No. VIII.
Correspondence between the Viscount de Châteaubriand, the Count Decazes, Minister of General Police, and M. Dambray, Chancellor of France, on occasion of the seizure of 'Monarchy according to the Charter,' in consequence of an infraction of the laws and regulations relative to printing. September, 1816.
1. Official Report of the Seizure.
October 19th, 1816.
On the 18th of September, in execution of the warrant of his Excellency, dated on that day, authorizing the seizure of a work entitled, 'Of Monarchy according to the Charter,' by M. de Châteaubriand, printed by Le Normant, Rue de Seine, No. 8, and which work had been on sale without the deposit of five copies having been made at the office for the general regulation of the book-trade, I went, with Messrs.
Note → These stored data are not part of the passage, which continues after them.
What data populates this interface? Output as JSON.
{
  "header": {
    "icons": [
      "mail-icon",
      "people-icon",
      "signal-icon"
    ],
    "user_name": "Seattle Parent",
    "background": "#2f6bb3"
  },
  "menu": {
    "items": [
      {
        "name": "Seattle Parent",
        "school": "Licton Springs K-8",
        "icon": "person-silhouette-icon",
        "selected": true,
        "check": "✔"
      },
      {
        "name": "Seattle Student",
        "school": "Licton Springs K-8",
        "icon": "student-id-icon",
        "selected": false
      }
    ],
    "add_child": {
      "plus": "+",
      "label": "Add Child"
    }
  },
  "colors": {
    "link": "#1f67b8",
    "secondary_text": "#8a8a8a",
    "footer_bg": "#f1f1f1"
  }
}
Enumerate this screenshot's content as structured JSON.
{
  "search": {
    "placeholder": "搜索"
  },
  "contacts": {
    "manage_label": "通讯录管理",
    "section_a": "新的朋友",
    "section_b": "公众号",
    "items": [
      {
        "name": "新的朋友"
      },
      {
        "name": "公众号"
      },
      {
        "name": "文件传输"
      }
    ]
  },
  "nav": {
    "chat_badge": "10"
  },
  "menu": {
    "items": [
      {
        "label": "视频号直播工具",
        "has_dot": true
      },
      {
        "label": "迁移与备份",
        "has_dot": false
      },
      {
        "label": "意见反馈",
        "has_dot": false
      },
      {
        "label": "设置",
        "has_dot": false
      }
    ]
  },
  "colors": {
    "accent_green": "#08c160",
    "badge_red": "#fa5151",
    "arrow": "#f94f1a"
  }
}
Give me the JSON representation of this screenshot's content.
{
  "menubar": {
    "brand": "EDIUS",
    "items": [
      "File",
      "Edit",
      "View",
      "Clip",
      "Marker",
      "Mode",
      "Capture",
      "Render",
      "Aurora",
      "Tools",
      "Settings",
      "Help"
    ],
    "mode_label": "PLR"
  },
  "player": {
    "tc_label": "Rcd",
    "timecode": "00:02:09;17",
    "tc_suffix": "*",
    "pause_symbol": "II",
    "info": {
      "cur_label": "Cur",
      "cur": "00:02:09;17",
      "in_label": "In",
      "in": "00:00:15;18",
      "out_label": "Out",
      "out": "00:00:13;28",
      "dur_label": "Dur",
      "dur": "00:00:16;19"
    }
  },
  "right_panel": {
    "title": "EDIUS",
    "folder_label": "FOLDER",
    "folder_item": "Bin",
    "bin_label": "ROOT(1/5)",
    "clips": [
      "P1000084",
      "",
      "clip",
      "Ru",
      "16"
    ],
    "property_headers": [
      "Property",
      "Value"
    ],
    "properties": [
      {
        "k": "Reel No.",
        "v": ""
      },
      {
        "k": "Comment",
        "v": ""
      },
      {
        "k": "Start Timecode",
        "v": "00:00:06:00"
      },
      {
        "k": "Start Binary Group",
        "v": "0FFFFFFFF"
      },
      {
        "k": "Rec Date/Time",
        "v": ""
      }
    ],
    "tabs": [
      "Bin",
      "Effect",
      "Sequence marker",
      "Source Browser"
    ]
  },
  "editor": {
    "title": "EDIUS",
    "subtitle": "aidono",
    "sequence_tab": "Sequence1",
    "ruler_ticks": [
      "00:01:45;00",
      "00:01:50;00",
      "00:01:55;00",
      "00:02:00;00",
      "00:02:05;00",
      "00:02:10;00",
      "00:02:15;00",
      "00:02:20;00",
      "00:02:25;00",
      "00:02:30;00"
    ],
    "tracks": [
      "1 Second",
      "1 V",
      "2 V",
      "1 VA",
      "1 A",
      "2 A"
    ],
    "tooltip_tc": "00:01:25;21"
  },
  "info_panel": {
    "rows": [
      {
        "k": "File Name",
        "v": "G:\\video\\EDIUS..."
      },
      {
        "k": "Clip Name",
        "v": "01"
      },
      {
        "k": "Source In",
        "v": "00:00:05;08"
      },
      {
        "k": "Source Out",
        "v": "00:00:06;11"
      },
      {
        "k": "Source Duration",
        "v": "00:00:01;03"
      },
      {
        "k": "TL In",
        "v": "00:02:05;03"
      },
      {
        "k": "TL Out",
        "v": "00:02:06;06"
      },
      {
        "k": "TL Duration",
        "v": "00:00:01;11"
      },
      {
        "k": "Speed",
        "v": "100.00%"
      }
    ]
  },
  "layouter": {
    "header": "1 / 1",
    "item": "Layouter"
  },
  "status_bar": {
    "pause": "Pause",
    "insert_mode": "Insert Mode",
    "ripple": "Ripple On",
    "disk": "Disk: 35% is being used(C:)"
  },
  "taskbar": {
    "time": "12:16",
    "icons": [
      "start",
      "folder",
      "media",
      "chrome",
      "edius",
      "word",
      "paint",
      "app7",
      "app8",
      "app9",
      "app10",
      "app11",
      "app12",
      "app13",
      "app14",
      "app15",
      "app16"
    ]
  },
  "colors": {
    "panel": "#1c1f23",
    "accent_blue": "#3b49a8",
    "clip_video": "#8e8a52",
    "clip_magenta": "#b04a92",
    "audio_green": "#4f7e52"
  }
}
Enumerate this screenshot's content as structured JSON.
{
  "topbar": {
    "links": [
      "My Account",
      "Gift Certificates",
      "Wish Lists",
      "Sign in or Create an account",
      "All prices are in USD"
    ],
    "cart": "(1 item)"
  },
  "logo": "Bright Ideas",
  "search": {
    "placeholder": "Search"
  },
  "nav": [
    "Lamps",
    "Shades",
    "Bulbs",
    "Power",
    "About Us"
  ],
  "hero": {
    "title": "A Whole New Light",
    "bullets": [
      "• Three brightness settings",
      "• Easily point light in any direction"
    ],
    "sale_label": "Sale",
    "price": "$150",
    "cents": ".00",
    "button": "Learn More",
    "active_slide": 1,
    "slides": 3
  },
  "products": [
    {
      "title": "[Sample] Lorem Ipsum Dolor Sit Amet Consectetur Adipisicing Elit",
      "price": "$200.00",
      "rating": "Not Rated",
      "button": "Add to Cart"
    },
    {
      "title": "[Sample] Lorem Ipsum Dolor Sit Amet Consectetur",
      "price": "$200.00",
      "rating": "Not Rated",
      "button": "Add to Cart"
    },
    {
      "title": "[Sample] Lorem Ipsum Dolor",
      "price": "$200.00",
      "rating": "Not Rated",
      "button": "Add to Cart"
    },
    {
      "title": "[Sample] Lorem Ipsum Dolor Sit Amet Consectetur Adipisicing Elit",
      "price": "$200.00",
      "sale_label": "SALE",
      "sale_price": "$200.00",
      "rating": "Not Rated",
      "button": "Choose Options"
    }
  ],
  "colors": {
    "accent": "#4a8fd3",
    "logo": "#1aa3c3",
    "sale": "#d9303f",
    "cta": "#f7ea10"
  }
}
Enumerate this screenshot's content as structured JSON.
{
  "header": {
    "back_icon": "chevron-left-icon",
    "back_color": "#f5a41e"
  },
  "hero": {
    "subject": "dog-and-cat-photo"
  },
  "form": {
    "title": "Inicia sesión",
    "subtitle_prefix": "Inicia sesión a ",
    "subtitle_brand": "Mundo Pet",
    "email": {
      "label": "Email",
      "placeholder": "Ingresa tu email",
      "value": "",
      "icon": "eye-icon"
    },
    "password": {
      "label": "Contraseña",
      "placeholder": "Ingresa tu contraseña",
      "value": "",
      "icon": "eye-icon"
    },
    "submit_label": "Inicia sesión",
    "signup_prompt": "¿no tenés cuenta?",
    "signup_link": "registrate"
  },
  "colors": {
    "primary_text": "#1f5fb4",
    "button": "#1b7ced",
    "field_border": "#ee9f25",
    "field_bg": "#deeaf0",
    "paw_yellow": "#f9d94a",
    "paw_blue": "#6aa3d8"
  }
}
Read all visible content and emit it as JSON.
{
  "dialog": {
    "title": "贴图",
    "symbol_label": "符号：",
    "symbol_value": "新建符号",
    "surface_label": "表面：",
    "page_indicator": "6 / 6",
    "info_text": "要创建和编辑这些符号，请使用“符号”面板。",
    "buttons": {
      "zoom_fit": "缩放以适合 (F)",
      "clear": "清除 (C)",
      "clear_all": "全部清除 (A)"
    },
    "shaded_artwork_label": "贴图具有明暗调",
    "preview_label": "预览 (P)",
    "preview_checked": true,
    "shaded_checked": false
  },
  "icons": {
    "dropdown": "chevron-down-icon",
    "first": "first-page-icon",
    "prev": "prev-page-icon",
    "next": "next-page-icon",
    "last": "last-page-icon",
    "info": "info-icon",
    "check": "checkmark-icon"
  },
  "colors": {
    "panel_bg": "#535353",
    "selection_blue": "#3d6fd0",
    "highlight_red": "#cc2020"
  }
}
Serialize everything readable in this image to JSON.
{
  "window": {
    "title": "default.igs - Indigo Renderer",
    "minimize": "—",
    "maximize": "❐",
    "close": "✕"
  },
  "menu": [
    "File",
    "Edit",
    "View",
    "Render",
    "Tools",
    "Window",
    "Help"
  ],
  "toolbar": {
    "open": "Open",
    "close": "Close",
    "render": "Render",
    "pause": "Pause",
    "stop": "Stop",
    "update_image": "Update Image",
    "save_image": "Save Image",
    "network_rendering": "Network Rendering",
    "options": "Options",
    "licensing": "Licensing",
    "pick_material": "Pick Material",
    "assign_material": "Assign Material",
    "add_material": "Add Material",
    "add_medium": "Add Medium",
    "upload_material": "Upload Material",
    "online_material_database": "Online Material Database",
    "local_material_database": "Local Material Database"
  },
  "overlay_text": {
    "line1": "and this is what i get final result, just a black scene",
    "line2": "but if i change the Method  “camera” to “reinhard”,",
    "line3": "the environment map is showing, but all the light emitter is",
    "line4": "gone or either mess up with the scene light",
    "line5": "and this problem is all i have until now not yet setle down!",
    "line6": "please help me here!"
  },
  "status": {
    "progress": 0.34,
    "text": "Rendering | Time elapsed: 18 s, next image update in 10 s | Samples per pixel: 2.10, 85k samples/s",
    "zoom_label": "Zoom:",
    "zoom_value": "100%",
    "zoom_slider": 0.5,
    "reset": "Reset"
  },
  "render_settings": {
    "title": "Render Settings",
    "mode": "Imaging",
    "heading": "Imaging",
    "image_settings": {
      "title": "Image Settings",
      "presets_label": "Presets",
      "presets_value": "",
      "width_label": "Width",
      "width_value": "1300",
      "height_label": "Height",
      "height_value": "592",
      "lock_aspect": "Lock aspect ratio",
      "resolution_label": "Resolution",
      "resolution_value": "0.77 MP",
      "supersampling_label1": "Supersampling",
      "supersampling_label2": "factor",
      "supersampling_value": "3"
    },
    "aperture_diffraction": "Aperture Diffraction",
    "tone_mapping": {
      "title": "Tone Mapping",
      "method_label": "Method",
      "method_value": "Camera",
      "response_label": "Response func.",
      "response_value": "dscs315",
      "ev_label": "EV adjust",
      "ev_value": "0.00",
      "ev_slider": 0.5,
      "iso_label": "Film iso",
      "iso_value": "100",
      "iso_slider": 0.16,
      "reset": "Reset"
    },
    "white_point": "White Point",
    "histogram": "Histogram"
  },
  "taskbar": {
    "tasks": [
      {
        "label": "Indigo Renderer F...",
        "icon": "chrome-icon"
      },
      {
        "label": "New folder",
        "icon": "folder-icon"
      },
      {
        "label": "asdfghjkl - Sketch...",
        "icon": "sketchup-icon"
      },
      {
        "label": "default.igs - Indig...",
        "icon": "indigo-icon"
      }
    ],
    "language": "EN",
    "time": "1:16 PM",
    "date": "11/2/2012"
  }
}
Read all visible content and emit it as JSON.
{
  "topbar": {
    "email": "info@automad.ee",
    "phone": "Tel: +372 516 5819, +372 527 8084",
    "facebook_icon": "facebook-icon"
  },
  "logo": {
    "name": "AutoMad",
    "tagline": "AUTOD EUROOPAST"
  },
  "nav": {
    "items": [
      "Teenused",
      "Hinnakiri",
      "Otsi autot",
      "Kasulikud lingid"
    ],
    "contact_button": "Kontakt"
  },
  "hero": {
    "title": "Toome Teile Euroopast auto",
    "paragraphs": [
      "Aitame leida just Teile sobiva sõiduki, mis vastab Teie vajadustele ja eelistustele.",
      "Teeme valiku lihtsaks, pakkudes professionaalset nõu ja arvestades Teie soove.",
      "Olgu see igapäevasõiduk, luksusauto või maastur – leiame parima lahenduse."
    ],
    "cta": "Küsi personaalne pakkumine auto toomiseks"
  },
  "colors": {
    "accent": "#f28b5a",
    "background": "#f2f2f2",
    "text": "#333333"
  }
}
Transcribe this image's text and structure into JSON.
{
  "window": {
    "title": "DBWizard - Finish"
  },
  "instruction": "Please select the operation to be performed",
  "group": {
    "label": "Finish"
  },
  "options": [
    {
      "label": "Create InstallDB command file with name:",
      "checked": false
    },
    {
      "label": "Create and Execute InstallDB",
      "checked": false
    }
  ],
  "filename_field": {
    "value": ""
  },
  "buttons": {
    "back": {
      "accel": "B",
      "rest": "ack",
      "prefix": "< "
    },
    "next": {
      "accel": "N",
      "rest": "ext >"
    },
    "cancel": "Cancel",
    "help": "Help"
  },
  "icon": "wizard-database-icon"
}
Joly and Dussiriez, peace-officers and inspectors, to the house of the abovenamed M. Le Normant, where we arrived before ten o'clock in the morning.
M. Le Normant admitted to us that he had given notice of the work of M. de Châteaubriand, but that he had not yet deposited the five copies. He affirmed that on the same morning, at nine o'clock, he had sent to the office for the general regulation of bookselling, but that he was told that the office was not open. Of this he produced no proof.
He admitted that he had printed two thousand copies of this work, intending to make a fresh declaration, the first having only been for fifteen hundred copies; that he had delivered several hundreds copies to the author; that, finally, he had transmitted others on sale to the principal booksellers of the Palais-Royal, Delaunay, Petit, and Fabre.
While I was drawing up a report of these facts and statements, M. de Wilminet, peace-officer, came in with an individual in whose hands he had seen, near the Bridge of the Arts, the work now in question, at the moment when the person, who says his name is Derosne, was looking over the title. M. Derosne has admitted that he bought it for four francs, on the same day, the 18th, at about nine and a half in the morning. This copy has been deposited in our hands, and M. Le Normant has reimbursed the cost to M. Derosne.
We seized, in the second warehouse on the first floor, thirty stitched copies which we added to that of M. Derosne. In the workshops on the ground-floor, I seized a considerable quantity of printed sheets of the same work, which M. Le Normant estimates at nine thousand sheets; and thirty-one printing-forms which had been used for printing these sheets.